WHAT DOES A POTHOLE REALLY COST?
by Dave Anderson, PE
It seems that everyone is waking up to the cost of infrastructure, especially when it starts to break down. Even GEICO has stepped up with its newest and freshest spokesmodel (move over Caveman) – the Pothole – to point out the ills of decaying roads and the costs associated with them.
Of course GEICO is selling insurance, but their message is a clear reminder of what we have to pay when elements of our society (in this case asphalt) begin to crumble.
But what does fixing pothole actually cost?
The answer depends entirely on what unit of measure you use. Lets look at it from a construction perspective. When a significant pothole is fixed, there are some necessary cutting out around the edges, additional stone is placed and tamped, finished by a hot patch of asphalt, sometimes rolled depending on its size and shape. While the work is so easy – a caveman could do it – it could take four to eight laborers to complete the task. Add the bill of materials and labor up, and you find fixing that the pothole costs $500.
But what happens when we change our question just a bit?
What if we ask "How much does a pothole cost per person that benefits from the patch?" Here we see some very revealing numbers. Let's look at the $500 pothole in the middle of a downtown main street and another at the end of a suburban cul-de-sac.
On average, the particular road being patched serves over 20,000 vehicles per day, including buses, automobiles, and bicycles. This translates conservatively to over 100,000 people served daily by the road being patched.
Here the math is simple and efficient. Those people, if asked to pay for the pothole, would have to pony up one half of one cent apiece for the fix.

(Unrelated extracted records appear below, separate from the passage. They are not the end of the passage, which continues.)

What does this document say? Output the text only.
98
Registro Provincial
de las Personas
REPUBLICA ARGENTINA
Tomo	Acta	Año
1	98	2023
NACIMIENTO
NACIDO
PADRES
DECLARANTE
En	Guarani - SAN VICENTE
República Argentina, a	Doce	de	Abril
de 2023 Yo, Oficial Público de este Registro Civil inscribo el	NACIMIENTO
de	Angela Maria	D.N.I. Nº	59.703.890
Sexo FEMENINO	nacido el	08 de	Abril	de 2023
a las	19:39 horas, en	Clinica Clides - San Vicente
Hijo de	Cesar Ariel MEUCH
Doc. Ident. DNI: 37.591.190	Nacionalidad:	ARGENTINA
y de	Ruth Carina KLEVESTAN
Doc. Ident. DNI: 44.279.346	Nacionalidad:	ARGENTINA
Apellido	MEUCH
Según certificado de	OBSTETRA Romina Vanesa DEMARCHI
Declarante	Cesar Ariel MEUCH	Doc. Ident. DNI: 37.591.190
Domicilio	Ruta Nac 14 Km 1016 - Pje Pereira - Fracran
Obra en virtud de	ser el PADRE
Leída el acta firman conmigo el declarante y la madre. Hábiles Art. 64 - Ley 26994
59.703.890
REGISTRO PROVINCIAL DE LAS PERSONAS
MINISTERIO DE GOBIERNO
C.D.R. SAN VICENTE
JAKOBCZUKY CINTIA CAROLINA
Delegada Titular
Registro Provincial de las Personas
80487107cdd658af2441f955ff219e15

Not bad since the patch helps the buses ride smoother, the cars don't end up in the shop, and the cyclists don't end up in the ER.
The patch of the pothole at the end of Serenity Way, a cul-de-sac feeding four homes with its sixteen inhabitants, yields a much more problematic answer. Taking the sixteen people, throwing in the mail truck, friends stopping by, and other various deliveries, we may get to thirty people a day served by this area to be patched. Now we are looking to charge $17 per person served for the one pothole patch. Remember, downtown, the collection plate was passed for less than one penny per person.
Of course, all potholes need to be patched, and that is the problem. Our patterns of development have not fully considered the cost of keeping the infrastructure going when it starts to give out. Moreover, we don't pass a collection plate, we collectively pay taxes. Is it not easy to see that as the potholes grow, our money runs out, simply on buying asphalt? And that is but one element of our aging infrastructure system.
It is vital as we discuss and debate the future of how we develop our communities and its need for taxpayer money, that we recognize the long-term funding requirements to keep those investments up. Those developments that heap an unmanageable burden on the citizens (both short and long-term) should be held to account for that. Better still, perhaps we should prevent those types of developments altogether.
There are many inhabitants of the suburbs that would suggest high density development would reduce property values around them. But those that would argue for low density in the suburbs because they want their "space" are asking for the $17 per-person-per-pothole fix.
Here's my take. Low density suburbs are most in danger of decay, because decisions of how we spend the limited taxpayer money in the future will begin by politicians asking a new and reasonable question "How many people is this helping?"
When that happens, those who live at a cul-de-sac's end have my sympathy, for they may have a very rough road ahead – one filled with unfixable potholes.